While we’re all in the thick of managing business disruption due to COVID-19, we also need to think about what comes next. How will organizations change when we’re beyond this crisis, and are you prepared for the ripple effects that will follow?
Today, in the midst of the pandemic, companies are being tested on their agility; their ability to launch new products, services and solutions to ensure business continues as close to normal as possible.
When looking to the future, it’s clear there are three areas in which every development organization must focus its efforts to inject agility into their transformation efforts so they are ready for the next significant disruption.
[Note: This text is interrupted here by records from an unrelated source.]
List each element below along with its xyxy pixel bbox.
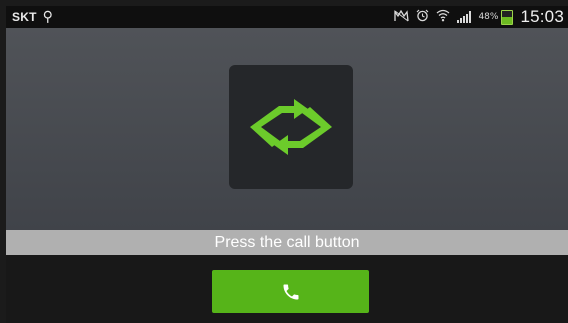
battery-fill	[502, 17, 513, 24]
bottom-bar	[6, 255, 568, 323]
status-bar: SKT ⚲ 48% 15:03	[6, 6, 568, 28]
app-logo-tile	[229, 65, 353, 189]
battery-icon	[501, 9, 514, 25]
prompt-banner: Press the call button	[6, 230, 568, 255]
carrier-label: SKT	[12, 10, 37, 24]
battery-percent: 48%	[478, 12, 499, 22]
alarm-icon	[416, 9, 429, 25]
silent-mode-icon	[394, 9, 410, 25]
signal-icon	[457, 11, 472, 23]
wifi-icon	[436, 9, 450, 25]
phone-icon	[283, 284, 298, 299]
main-area	[6, 28, 568, 230]
screen: SKT ⚲ 48% 15:03 Press the call button	[0, 0, 568, 323]
clock: 15:03	[520, 7, 564, 26]
prompt-text: Press the call button	[214, 233, 360, 251]
sync-arrows-icon	[250, 99, 332, 155]
status-bar-right: 48% 15:03	[394, 6, 564, 28]
status-bar-left: SKT ⚲	[12, 6, 53, 28]
usb-icon: ⚲	[42, 9, 53, 25]
call-button[interactable]	[212, 270, 369, 313]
Create a culture of change in the workforce
There are some serious concerns when it comes to the skills of the workforce. PwC claims 76% of CEOs are worried about the speed of changing technology and how it may threaten their company’s growth if they can’t move at pace.
I believe constant change creates ample opportunities for the workforce to evolve for whatever the future holds. Ensuring your employees embrace this change through an environment of continuous change is critical. It’s essential to invest in innovation initiatives, upskilling programs and the personal development of employees.
Within my organization, we take this to heart; more than 7,000 of our employees are now DevOps qualified, and ongoing learning programs are part of our DNA.
Evolve your practices and methodologies
So, when evolving the workforce, what areas should you focus on? Consider upskilling in new methodologies like DevOps, technologies including microservices, and journeys like cloud migration. Why? These are areas that will ensure business agility, preparing the workforce for the next major disruption.
Also, consider the “fail fast” and “elevate success” concepts. We do this with our workforce when adopting new tools and processes across teams. New approaches that prove to be a success in one project are then taken across the company or discarded if they don’t work.
These two approaches have been especially helpful during COVID-19 business continuity efforts. As we shifted employees to work from home, having a squadron of capable DevOps coaches was invaluable. They would implement and revise our methodologies across projects and made implementing new tools and remote working guidelines much easier for the broader teams to adapt.
Be proactive with customers
Solving business interruptions shouldn’t be seen as a quick fix, and make sure your customers don’t see it as one, either. Ensure customers see you as invested in their long-term success and not just a provider of short-term services.
This idea goes beyond just your relationship with a customer; many of them are not entirely dependent on you to provide IT services. Being agile means being able to suggest alternatives when you see a lagging piece in their value chain. In many cases, customers may not necessarily ask for help, so proactive engagement is critical here.
Within your customer teams, consider always adopting new ways of working, strengthening collaboration between the different units. This ensures project goals continue to be met in times of crisis, even though the workforce is not in its normal mode.
The new normal
Without a doubt, organizations will change due to these uncertain times. Transforming a business will always bring some form of uncertainty, but the benefits are clear. Focusing on the “3 Ps” of people, processes and proactivity, with agility at the center, is the path forward. It’s the only way to be prepared for future disruptions.